Theresa Gage, an ERCOT representative, told us she didn't know of any instance when ERCOT has operated below the reserve margin. "However, in 2006, projections showed that by 2009, with no new generation brought online... ERCOT would drop below the 12.5 percent margin," she said. "The 11 TXU plants — the three that were built and the eight that were not — would all have contributed to pushing the reserve margin to and above 12.5 percent."
In the meantime, other power sources have filled the gap. Some 127 units have come online since 2006, adding 14,494 megawatts of power to the state's grid. About half of the added capacity is coming from wind energy, which generates 7,318 megawatts of power, trailed by gas (4,251 megawatts) and coal (2,913 megawatts).
"We're where we need to be," Gage said. And On White's campaign spokeswoman Katy Bacon said that because Texas has generation capacity greatly exceeding ERCOT's recommended reserve margin, the state never needed the eight plants contemplated by TXU.
In contrast, Catherine Frazier, a spokeswoman for Perry's campaign, said that "construction of some of those (TXU-sought) plants is precisely why we're not looking at power shortages today." The three TXU coal-fired units that ended up getting built provide a combined 2,141 megawatts of power, according to ERCOT. "If you remove them from the calculation, then we are below the 12.5 percent margin starting in 2013, and below the 10 percent margin by 2015," Frazier said, citing ERCOT's projections.
Unsaid: One of those units Frazier referenced had a permit two years before Perry issued his order and TXU had already applied for permits for the other two.

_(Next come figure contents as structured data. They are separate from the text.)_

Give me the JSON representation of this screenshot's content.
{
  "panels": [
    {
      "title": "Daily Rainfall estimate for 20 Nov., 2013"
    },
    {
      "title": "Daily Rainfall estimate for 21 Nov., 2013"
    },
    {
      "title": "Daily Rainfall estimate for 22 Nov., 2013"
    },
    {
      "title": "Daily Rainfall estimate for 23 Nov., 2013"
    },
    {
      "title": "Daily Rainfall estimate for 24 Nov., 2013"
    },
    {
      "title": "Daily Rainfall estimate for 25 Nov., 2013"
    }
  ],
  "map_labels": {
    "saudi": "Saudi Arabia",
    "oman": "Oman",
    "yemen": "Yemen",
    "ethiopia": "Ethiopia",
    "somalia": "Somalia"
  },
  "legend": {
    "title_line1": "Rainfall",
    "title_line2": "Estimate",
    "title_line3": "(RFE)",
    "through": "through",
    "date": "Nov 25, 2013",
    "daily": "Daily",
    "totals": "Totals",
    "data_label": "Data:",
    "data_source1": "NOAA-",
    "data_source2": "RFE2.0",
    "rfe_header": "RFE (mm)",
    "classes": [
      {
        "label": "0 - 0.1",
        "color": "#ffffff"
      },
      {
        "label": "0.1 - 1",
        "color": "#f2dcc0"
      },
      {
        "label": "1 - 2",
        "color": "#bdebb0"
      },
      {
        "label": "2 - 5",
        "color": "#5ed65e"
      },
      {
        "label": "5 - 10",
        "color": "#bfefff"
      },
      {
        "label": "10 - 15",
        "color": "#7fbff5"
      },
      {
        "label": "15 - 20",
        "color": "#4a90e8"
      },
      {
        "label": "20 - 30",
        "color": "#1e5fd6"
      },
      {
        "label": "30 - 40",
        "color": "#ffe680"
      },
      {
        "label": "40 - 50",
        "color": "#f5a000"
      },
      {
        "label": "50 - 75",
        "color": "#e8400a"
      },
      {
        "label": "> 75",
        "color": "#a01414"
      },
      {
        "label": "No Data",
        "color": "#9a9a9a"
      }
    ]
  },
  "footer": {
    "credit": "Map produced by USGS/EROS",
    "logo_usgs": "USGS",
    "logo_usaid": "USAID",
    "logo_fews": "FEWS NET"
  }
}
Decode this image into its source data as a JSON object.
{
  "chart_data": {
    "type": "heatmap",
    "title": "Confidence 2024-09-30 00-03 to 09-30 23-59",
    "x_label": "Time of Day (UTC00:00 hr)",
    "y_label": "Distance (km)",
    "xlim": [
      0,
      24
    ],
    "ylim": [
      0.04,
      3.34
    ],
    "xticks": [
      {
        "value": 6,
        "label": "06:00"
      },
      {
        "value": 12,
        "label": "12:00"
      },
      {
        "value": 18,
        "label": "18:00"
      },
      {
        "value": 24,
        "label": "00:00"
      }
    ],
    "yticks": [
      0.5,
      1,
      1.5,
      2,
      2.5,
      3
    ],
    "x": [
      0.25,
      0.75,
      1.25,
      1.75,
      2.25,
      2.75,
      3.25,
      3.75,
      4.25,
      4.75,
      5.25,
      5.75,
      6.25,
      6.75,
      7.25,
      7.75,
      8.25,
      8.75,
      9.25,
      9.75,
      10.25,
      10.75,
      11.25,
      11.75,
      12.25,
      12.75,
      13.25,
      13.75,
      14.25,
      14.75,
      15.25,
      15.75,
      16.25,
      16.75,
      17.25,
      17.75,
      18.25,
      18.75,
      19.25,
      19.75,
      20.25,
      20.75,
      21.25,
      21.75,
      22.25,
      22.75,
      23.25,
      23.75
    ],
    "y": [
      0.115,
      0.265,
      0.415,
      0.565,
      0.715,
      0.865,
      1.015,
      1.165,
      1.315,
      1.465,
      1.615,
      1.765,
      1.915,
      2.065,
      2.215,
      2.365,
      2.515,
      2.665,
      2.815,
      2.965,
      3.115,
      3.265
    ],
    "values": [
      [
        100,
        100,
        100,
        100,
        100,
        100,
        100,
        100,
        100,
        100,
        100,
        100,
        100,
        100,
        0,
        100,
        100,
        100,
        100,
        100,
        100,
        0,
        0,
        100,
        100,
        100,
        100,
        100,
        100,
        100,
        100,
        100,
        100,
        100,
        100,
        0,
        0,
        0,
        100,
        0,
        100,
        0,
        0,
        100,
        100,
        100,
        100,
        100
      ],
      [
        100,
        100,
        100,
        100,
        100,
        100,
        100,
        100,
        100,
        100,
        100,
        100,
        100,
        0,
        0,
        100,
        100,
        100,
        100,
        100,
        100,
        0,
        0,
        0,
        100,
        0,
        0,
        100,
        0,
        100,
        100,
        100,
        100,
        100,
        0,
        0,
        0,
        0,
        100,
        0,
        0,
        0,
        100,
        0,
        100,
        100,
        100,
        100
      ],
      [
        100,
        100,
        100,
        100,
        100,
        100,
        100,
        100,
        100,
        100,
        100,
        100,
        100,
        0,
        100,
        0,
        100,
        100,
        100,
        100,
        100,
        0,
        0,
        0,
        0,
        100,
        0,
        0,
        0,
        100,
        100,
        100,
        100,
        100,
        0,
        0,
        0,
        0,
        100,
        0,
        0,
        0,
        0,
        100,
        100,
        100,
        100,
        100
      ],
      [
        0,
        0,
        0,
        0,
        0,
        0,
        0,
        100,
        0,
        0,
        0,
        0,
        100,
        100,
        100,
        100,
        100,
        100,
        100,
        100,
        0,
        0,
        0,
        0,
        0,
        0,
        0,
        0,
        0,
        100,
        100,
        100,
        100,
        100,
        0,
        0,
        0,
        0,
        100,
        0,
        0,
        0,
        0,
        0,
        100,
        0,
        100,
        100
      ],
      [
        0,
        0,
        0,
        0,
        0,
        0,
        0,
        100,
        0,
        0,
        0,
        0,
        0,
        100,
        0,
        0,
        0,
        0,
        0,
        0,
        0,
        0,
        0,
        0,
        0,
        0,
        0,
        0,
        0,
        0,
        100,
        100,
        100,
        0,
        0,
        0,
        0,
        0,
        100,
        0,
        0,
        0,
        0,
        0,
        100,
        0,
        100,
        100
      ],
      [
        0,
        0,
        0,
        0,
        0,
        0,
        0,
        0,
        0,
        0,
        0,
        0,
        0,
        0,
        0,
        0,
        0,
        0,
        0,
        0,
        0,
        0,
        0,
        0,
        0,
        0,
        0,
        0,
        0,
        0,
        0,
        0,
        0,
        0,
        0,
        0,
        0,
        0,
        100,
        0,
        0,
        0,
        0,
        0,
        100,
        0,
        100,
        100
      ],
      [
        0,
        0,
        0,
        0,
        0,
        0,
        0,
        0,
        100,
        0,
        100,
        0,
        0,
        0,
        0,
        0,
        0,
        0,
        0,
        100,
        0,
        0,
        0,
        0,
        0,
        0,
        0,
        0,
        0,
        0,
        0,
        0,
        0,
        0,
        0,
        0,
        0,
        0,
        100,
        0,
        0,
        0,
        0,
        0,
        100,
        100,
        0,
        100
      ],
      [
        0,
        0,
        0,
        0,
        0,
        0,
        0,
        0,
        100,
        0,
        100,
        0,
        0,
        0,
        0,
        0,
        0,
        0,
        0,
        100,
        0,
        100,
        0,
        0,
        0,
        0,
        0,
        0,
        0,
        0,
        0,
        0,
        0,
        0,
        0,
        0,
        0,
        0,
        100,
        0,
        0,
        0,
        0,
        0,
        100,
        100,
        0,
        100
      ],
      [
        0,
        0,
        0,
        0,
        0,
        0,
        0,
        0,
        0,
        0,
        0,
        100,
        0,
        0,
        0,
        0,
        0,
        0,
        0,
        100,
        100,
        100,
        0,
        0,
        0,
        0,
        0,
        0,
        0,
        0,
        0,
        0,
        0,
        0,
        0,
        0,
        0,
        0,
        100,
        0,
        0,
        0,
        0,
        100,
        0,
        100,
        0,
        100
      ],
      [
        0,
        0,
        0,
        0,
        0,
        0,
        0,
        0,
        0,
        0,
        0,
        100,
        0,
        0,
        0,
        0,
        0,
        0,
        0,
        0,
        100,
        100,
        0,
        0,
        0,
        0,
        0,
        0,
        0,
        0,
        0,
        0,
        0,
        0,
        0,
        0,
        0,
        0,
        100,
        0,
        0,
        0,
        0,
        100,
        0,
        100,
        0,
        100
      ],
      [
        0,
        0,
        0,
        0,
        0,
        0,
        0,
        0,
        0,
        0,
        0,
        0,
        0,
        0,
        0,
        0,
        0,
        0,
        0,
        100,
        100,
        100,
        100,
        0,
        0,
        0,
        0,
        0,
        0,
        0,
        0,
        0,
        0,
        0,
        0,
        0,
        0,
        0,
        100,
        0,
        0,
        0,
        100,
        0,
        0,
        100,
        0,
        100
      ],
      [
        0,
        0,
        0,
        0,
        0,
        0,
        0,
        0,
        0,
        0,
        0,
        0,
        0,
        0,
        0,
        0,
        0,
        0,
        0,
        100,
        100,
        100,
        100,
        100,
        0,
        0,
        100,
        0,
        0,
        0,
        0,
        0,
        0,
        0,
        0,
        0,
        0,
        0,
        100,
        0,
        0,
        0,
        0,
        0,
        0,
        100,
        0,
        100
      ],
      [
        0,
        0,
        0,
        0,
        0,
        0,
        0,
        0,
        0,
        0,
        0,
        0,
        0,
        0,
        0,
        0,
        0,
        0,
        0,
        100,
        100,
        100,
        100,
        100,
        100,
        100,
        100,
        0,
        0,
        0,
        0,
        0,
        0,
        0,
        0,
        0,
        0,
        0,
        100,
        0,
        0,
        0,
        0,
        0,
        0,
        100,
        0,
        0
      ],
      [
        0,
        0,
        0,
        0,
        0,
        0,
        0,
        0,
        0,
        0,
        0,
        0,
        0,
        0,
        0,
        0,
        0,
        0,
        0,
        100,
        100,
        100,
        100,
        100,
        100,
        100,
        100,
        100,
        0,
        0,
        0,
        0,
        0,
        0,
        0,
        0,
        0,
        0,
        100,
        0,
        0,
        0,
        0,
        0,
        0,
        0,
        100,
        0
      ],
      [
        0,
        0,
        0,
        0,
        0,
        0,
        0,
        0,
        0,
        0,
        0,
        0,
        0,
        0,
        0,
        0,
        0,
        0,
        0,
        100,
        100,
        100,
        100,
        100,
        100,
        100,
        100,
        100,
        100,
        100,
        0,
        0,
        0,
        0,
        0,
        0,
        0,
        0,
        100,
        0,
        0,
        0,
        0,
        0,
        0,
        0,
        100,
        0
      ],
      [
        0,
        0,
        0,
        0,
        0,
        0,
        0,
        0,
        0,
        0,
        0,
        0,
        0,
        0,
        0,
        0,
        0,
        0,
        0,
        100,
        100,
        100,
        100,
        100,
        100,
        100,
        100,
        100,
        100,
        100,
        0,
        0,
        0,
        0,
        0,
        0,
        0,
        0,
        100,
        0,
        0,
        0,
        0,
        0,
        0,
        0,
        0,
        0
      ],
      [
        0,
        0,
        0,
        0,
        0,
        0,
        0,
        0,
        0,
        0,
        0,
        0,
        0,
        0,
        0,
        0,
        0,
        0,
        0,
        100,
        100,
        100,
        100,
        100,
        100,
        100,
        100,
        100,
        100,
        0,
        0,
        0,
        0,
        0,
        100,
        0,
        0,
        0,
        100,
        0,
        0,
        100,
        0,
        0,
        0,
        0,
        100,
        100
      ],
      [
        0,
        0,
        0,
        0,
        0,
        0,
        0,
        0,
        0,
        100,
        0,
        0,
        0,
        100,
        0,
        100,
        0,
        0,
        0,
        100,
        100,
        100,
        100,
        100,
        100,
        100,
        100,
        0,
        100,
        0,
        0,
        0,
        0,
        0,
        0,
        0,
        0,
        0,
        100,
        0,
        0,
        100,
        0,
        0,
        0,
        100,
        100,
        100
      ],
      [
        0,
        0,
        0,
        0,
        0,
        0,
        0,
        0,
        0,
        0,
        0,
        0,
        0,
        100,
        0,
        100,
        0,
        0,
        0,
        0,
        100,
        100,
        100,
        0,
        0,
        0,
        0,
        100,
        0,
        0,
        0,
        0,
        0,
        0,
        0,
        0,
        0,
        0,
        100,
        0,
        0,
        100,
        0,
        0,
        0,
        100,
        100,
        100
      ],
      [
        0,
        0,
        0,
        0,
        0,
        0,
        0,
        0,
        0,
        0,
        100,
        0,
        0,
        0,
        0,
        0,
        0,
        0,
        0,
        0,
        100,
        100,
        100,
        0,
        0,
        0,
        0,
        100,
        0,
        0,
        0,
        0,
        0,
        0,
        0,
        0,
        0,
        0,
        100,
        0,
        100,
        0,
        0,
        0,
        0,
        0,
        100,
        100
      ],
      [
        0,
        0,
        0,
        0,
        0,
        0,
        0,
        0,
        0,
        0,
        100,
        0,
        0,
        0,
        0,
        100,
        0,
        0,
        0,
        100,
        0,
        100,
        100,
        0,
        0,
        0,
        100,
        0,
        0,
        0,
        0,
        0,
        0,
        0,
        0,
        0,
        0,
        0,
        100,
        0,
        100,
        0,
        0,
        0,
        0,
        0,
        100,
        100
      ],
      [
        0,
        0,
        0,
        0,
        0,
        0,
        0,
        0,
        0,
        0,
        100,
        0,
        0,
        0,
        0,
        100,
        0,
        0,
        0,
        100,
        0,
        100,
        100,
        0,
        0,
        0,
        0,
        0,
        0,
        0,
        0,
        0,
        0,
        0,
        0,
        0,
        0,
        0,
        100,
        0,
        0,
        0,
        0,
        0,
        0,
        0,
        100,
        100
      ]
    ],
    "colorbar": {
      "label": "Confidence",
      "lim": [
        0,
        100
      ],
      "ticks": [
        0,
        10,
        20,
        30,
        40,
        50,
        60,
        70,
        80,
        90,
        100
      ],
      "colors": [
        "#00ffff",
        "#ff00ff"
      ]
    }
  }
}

His order didn't affect the first plant, but the other two stood to benefit from the expedited process, according to the TCEQ.
Where does all this leave White's statement?
Perry tried to speed up the environmental-permitting process for utilities and his order was later blocked by a court. Also, those plants would have cost billions.
Whether the plants were unnecessary, as White puts it, depends on whose argument rings your bell. White is right in that plants fueled by other sources helped satisfy the state's electricity needs. Yet he's wrong if the few coal-fired plants that were completed helped Texas avoid a demand crisis. We're calling it a draw.
The standoff on the question of necessity leaves White's statement Mostly True.